MADEMOISELLE ARGANTE
Je n'en ai jamais douté ; je vous dispense de la preuve, tranquillisez-vous. Vous me direz peut-être que je n'ai que vingt ans, et que vous en avez soixante. Soit, vous êtes plus vieux que moi ; je ne chicane point là-dessus ; j'aurai votre âge un jour ; car nous vieillissons tous dans notre famille. Écoutez-moi, je me sers d'une supposition. Je suis Monsieur Argante ; et vous êtes ma fille. Vous êtes jeune, étourdie, vive, charmante, comme moi. Et moi, je suis grave, sérieux, triste et sombre comme vous.

MONSIEUR ARGANTE
Où suis-je ? et qu'est-ce que c'est que cela ?

MADEMOISELLE ARGANTE
Je vous ai donné des maîtres de clavecin, vous avez un gosier de rossignol, vous dansez comme à l'Opéra, vous avez du goût, de la délicatesse ; moi du souci et de l'avarice ; vous lisez des romans, des historiettes et des contes de fées ; moi des édits, des registres et des mémoires.
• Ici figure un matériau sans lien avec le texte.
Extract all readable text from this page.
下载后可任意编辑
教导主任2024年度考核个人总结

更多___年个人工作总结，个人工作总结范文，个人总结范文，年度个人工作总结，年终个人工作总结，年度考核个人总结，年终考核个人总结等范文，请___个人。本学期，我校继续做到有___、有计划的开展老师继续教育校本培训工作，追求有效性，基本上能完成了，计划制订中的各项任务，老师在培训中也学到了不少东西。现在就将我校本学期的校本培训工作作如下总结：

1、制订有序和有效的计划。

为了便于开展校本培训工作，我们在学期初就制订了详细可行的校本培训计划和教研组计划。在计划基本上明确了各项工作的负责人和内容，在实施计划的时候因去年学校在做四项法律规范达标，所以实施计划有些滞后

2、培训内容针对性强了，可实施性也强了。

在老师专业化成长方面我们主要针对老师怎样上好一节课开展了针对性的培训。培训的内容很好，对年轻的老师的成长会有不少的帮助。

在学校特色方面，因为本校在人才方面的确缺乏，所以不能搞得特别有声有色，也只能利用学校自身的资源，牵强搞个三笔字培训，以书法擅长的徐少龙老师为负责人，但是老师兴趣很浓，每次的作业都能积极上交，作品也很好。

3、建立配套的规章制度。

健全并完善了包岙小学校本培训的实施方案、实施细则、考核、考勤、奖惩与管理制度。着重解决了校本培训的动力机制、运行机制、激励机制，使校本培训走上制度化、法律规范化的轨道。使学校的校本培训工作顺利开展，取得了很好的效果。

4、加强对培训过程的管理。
Qu'arrive-t-il ? Un vilain faune, un ours mal léché sort de sa tanière, se présente à moi, et vous demande en mariage. Vous croyez que je vais lui crier : va-t'en. Point du tout. Je caresse la créature maussade. Je lui fais des compliments, et je lui accorde ma fille. L'accord fait, je viens vous trouver et nous avons là-dessus une conversation ensemble assez curieuse. La voici. Je vous dis : ma fille ? Que vous plaît-il, mon père ? me répondez-vous (car vous êtes civile et bien élevée)
. Je vous marie, ma fille. À qui donc, mon père ? À un honnête magot, un habitant des forêts. Un magot, mon père ! Je n'en veux point. Me prenez-vous pour une guenuche ? Je chante, j'ai des appas, et je n'aurais qu'un magot, qu'un sauvage ! Eh ! fi donc ! Mais il est gentilhomme. Eh bien ! qu'on lui coupe le cou. Ma fille, je veux que vous le preniez. Mon père, je ne suis point de cet avis-là. Oh ! oh ! friponne ! ne suis-je pas le maître ?… À cette épithète de friponne, vous prenez votre sérieux ; vous vous armez de fermeté, et vous me dites : vous êtes le maître, distinguo : pour les choses raisonnables, oui ; pour celles qui ne le sont pas, non. On ne force point les cœurs. Loi établie. Vous voulez forcer le mien ; vous transgressez la loi. J'ai de la vertu, je la veux garder. Si j'épousais votre magot, que deviendrait-elle ? Je n'en sais rien.

MONSIEUR ARGANTE
Vous mériteriez que je vous misse dans un couvent. Je pénètre vos desseins à présent, fille ingrate ; et vous vous imaginez que je serai la dupe de vos artifices ? Mais si tantôt j'ai lieu de me plaindre de votre conduite, vous vous en repentirez toute votre vie. Voilà ma réponse : retirez-vous.

MADEMOISELLE ARGANTE
(, le saluant.)
Donnez-moi le temps de vous faire la révérence, comme vous me l'auriez faite, si vous aviez été à ma place.

MONSIEUR ARGANTE
Marchez, vous dis-je.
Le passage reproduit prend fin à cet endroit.